In December 2018, Netflix greenlit Selena: The Series (2020-21), a two-part limited drama series based on Selena's life. In March 2020, Carlos Alfredo Jr. was cast to portray Ojeda in the series. Alfredo contacted Ojeda after he got the role. Following the show's release, which explored the origins of Astudillo and Ojeda in the band, Angelica Perez of UWIRE, admitted she had not known about them until watching the show. She noted that her mother recognized them, having attended a Selena concert.
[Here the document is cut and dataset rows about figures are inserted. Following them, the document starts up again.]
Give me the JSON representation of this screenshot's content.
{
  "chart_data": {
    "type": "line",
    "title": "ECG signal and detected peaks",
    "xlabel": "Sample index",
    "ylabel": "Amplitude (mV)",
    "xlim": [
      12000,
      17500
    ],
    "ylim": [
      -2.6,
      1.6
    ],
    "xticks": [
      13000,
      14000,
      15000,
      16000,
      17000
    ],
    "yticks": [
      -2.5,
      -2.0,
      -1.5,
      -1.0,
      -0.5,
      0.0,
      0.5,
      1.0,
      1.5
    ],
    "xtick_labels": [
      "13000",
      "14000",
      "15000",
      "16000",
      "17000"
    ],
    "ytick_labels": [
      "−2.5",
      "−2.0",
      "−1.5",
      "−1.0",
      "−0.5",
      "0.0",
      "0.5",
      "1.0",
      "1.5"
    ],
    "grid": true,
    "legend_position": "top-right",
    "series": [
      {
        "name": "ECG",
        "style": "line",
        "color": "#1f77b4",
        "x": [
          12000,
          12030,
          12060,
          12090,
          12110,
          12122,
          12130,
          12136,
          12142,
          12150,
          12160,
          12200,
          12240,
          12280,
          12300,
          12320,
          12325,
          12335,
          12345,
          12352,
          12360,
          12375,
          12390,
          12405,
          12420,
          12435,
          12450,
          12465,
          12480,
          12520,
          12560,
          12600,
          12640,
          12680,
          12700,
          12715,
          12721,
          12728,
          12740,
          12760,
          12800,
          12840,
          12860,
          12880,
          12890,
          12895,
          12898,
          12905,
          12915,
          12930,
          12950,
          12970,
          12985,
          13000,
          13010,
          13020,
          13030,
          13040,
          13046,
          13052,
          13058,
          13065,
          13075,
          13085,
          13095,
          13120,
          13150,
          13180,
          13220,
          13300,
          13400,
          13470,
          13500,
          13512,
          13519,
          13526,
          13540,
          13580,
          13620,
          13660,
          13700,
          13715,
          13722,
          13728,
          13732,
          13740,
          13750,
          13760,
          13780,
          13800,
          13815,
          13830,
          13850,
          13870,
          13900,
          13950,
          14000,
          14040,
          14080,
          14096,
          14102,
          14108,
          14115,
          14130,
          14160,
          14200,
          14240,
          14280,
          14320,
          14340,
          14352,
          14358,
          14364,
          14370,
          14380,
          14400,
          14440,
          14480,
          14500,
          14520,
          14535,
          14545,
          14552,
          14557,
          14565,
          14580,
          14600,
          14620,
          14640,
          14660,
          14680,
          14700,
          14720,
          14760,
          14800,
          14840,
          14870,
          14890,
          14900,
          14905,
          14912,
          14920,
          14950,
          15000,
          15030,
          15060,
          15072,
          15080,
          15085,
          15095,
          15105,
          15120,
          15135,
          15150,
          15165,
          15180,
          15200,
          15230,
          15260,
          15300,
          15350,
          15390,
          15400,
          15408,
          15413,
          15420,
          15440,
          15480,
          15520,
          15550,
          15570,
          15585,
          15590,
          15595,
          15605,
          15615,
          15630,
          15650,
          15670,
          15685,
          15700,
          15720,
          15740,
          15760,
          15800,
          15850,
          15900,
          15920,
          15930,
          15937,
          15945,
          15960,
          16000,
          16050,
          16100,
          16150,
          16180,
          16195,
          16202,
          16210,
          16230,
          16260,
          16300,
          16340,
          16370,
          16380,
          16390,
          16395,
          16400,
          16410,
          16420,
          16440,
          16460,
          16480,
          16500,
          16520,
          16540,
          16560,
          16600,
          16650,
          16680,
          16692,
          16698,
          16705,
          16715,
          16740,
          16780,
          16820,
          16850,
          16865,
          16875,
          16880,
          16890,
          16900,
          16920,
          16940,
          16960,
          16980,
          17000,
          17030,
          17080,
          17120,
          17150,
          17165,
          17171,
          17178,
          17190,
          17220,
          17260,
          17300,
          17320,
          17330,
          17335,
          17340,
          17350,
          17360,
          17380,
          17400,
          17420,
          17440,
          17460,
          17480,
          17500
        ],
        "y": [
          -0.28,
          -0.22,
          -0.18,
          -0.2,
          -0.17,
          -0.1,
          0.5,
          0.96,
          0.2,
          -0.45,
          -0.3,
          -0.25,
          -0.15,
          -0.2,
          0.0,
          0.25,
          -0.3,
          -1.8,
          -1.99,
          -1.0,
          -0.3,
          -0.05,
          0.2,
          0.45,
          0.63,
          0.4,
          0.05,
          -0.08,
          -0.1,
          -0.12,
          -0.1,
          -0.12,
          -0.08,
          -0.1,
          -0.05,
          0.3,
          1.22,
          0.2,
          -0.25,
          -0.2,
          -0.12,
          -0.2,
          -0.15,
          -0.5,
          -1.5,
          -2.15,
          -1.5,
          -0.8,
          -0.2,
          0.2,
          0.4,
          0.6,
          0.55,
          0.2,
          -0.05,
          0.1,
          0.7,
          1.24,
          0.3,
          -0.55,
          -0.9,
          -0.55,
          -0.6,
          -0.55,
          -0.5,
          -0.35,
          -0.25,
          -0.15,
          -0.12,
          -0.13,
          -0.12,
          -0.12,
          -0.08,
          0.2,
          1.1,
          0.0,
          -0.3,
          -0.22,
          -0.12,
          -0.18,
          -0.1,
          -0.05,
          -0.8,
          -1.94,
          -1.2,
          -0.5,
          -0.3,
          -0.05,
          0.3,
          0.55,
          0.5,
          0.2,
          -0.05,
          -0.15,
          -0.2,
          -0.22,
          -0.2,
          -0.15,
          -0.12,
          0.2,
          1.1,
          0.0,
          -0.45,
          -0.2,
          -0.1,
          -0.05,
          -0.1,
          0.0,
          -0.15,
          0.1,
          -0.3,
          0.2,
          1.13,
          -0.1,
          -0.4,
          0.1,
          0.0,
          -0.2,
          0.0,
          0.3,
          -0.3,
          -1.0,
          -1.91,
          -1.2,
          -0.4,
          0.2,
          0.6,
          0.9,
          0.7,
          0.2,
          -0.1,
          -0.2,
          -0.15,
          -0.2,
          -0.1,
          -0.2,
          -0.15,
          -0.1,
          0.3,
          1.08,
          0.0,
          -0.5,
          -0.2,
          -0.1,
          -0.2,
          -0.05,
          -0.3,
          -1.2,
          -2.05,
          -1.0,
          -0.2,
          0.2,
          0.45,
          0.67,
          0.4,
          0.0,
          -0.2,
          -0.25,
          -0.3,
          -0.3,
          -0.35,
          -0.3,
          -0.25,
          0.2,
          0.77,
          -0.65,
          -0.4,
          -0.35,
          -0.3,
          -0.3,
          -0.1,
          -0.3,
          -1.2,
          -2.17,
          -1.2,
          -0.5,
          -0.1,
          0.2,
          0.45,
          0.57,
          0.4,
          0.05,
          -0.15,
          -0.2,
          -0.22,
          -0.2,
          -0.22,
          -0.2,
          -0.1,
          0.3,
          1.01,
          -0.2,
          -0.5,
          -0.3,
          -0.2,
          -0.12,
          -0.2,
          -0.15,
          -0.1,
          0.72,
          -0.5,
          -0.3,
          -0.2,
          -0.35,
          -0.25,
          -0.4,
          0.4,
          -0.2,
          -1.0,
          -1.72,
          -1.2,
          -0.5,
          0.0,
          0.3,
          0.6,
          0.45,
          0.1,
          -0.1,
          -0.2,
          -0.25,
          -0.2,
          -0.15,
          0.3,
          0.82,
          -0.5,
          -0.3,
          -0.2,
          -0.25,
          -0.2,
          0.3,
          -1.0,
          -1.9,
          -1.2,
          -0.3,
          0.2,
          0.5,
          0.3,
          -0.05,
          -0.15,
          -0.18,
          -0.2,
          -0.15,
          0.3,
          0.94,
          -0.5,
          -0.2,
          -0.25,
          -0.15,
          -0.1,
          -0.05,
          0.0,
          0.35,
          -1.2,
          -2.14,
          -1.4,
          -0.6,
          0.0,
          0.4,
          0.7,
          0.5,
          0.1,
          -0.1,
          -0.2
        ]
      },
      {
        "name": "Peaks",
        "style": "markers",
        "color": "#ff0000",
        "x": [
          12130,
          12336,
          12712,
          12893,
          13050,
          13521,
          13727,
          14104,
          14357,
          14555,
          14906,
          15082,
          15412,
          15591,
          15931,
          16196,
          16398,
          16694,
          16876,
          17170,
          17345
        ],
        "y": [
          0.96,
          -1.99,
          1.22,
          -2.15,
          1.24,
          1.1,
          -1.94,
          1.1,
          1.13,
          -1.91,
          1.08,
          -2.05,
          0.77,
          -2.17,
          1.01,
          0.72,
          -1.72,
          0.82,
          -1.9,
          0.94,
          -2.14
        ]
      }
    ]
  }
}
Critics and fans felt that Selena: The Series sidelined its titular character, focusing instead on the patriarchs in the Quintanilla family. Ojeda expressed disappointment with how he was portrayed in the series, though he was involved with the show, arguing that the series failed to reflect his contributions to Selena's music. He claimed to have initiated or helped shape the melodies of several of her songs but was not credited accordingly in the show. One example he cited was "Baila Esta Cumbia", a track for which he received no formal recognition, despite his assertion that he had helped craft its melody. Although Ojeda described Abraham, who supported the series, as a businessman, he noted that during his time with Los Dinos, Abraham treated him well and ensured he was "taken care of".

After the series premiered, Ojeda decided to pursue a solo career and release his music. In April 2020, Perez and Ojeda released "Just Say Goodbye", using the Chris Pérez Band name. Ojeda released his debut solo single "Dueña de tu Cama" in collaboration with Victoria La Mala, Yorch, and Pérez. Jessica Roiz of Billboard called it an "edgy hip-hop-infused cumbia track" that blends traditional cumbia melodies with elements of urban pop and rock. The track follows the artists' collaboration on the corrido "Nuestra Tierra", featured on Victoria La Mala's Soy Mala (2021). In March 2022, Ojeda released "Bombear La Sangre" with Victoria La Mala, Yorch, and Pérez. Ojeda released "Maldito Castigo" featuring lead vocals by Lorena Gomez in October 2024, and announced his tribute band for Selena, Tributo A La Reina. On New Year's Eve 2024, Ojeda's band Tributo A La Reina, headlined a tribute performance in Laredo, Texas, performing Selena songs to patrons.

In 2024, Ojeda spoke about his plans to write a book about his life and career.

== Personal life ==
Ojeda married Raquel in 1996. His first daughter was born in 1998, and his younger daughter, Mia, assists with his social media accounts. Ojeda has been diagnosed with ADHD, and spoke out about never reading any music sheets. Ojeda is a fan of the Dallas Cowboys, and his musical influences are Los Angeles Azules, Ricky Martin, Maná, Intocable, Post Malone, and Bad Bunny.

In March 2025, Ojeda visited and read to students at Christopher Macdonell Elementary School as part of the annual Family Reading Night for Read Across America Week. While at the event, Ojeda stressed the importance of putting children's needs first when it comes to education and literacy.